Des informations portées à la connaissance d'Amnesty International par un haut gradé de l'armée nigériane indiquent que plus de 950 personnes seraient mortes au cours du premier semestre 2013. La plupart des décès signalés ont eu lieu dans des locaux utilisés par l'armée pour détenir les personnes soupçonnées d'être membres de Boko Haram ou d'entretenir des liens avec ce groupe islamiste.
«Ce qu'il se passe derrière les portes closes de ces sombres lieux de détention doit être révélé au grand jour et il faut que les responsables de violations des droits humains soient obligés de rendre des comptes», a déclaré Lucy Freeman, directrice adjointe d'Amnesty International pour l'Afrique.

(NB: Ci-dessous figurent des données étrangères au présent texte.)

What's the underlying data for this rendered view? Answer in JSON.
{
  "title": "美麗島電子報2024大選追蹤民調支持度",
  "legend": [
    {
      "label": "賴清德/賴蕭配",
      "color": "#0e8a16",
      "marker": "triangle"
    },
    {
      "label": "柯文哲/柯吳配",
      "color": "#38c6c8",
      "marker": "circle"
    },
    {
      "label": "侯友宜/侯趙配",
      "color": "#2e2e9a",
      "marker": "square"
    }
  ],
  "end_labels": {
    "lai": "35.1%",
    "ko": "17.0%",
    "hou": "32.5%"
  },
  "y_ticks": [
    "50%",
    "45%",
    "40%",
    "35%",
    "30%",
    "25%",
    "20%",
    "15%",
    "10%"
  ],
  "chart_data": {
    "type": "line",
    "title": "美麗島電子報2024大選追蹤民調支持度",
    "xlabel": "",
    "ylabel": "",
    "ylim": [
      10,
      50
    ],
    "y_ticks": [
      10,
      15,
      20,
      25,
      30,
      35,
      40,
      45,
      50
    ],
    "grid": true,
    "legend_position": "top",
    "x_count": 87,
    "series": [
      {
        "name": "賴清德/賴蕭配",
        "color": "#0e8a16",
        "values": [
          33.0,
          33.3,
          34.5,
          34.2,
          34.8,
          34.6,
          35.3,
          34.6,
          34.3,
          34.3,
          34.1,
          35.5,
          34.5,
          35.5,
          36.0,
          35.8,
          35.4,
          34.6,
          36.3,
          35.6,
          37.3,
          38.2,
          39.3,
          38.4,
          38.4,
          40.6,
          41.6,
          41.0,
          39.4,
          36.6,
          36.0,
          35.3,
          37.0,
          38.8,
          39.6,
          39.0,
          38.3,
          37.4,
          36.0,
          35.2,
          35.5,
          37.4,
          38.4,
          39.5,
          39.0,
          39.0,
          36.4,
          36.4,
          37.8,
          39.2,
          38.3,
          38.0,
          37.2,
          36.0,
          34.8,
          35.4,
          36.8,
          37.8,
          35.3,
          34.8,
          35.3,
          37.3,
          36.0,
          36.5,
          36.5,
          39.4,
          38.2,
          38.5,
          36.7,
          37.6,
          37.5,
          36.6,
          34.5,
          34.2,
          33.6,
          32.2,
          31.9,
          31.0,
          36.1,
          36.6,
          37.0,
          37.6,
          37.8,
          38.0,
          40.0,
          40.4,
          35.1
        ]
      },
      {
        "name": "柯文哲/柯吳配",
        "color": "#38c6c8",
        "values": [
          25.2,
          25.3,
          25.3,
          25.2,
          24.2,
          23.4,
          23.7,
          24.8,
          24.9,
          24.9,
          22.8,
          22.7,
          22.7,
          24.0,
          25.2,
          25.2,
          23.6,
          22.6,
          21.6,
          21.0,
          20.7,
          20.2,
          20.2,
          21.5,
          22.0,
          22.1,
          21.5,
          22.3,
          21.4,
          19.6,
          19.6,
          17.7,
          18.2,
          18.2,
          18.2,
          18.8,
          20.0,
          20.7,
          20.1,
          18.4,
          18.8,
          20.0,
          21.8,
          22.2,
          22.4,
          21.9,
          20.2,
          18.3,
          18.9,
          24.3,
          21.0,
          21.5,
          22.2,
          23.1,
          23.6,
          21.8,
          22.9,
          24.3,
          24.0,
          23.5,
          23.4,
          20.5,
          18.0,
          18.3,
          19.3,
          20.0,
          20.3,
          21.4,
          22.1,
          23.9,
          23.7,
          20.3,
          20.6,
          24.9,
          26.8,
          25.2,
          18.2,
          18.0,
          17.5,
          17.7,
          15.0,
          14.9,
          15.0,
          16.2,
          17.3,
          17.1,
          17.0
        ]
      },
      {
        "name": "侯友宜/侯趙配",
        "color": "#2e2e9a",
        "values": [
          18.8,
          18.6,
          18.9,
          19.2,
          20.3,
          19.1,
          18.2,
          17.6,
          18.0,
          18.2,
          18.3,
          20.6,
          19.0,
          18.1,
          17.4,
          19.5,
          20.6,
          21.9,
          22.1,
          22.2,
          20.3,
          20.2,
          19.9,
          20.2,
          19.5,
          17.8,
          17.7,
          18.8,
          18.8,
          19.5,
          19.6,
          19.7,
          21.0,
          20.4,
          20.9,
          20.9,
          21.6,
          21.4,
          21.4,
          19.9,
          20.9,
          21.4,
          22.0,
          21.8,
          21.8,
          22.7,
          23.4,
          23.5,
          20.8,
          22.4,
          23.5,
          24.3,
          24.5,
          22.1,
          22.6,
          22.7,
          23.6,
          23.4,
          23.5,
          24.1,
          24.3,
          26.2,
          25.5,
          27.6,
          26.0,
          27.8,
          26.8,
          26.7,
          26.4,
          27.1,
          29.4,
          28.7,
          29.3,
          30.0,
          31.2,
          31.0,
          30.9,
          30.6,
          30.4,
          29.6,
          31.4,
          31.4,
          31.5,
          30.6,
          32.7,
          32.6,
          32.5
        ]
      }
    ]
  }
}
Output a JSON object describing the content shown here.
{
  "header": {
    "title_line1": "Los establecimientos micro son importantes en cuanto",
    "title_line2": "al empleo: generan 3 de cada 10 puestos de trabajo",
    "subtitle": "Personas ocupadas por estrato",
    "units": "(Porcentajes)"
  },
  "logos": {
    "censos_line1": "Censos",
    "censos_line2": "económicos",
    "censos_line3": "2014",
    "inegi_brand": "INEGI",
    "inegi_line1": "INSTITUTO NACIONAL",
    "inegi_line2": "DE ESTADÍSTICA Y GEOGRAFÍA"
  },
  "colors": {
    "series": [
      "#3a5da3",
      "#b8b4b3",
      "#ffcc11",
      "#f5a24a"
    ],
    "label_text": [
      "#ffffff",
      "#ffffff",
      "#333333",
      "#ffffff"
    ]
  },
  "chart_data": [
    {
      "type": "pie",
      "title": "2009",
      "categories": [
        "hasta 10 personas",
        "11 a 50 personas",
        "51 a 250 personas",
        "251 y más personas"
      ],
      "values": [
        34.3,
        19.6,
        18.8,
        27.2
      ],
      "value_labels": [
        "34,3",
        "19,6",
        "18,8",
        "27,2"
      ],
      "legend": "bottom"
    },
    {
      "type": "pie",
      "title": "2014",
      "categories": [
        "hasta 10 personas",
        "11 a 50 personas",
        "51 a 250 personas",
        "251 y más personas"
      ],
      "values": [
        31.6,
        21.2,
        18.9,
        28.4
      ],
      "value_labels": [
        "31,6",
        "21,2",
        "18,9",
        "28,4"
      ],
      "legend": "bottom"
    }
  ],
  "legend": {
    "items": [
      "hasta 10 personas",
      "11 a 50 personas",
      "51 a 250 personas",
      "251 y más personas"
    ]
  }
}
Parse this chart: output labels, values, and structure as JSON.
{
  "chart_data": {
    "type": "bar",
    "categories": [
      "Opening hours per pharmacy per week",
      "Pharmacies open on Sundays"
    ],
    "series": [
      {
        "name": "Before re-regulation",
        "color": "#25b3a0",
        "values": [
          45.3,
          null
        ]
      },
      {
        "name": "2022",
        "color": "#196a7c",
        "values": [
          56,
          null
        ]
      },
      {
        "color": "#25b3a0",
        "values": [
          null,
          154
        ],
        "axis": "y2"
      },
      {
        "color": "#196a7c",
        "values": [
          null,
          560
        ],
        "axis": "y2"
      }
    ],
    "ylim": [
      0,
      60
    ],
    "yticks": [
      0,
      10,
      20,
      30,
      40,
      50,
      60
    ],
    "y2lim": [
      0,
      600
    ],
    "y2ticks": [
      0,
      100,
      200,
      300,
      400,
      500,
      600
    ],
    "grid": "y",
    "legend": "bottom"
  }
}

Des témoignages effrayants
D'après d'anciens détenus interrogés par Amnesty International, des personnes mouraient presque chaque jour dans la caserne de Giwa (État de Borno) et dans le centre de détention Sector Alpha (État de Yobe). Elles suffoquaient ou succombaient à des blessures dues à la surpopulation, ou elles mouraient de faim. Certaines avaient reçu de graves blessures consécutives à des coups et étaient mortes en détention faute de soins médicaux.
Ces entretiens ont également révélé que, dans certains cas, des détenus de ces centres pourraient avoir été victimes d'exécutions extrajudiciaires.
Plusieurs des personnes interrogées ont déclaré que des soldats emmenaient des détenus de leurs cellules en menaçant de les abattre. Dans de nombreux cas, ils ne sont jamais revenus. D'autres auraient été blessés par balle à la jambe pendant qu'ils étaient interrogés, n'auraient pas reçu de soins médicaux et auraient succombé à l'hémorragie.
Confirmation d’une source de l’armée
Un autre haut gradé de l'armée nigériane qui s'est exprimé sous couvert d'anonymat a indiqué à Amnesty International :
«Des centaines de personnes ont été tuées en détention, par balle ou par suffocation. Il y a des moments où, tous les jours, des gens sont emmenés et tués. En moyenne, environ cinq personnes sont tuées chaque jour.»
En avril 2013, des représentants d'Amnesty International ont dénombré 20 cadavres émaciés à même le sol à la morgue de l'hôpital d'État spécialisé de Maiduguri. Des témoins ont expliqué que ces corps avaient été apportés par la Force d'intervention conjointe (JTF). Les informations obtenues par Amnesty International indiquent qu'aucun examen post-mortem n'est effectué, que ce soit à la morgue ou ailleurs.
Accusés d’appartenir à Boko Haram
«Les normes internationales et le droit nigérian exigent que les morts en détention fassent l'objet d'enquêtes exhaustives et impartiales», a rappelé Lucy Freeman.
«Les détenus ont des droits qui doivent être respectés en toutes circonstances.»
Dans de nombreuses régions du nord du pays, des centaines de personnes accusées d'être liées à Boko Haram sont arrêtées de façon arbitraire par la JTF. Beaucoup sont maintenues au secret pendant de longues périodes sans inculpation ni procès, sans être déférées à une autorité judiciaire ni autorisées à consulter un avocat ou à voir leur famille.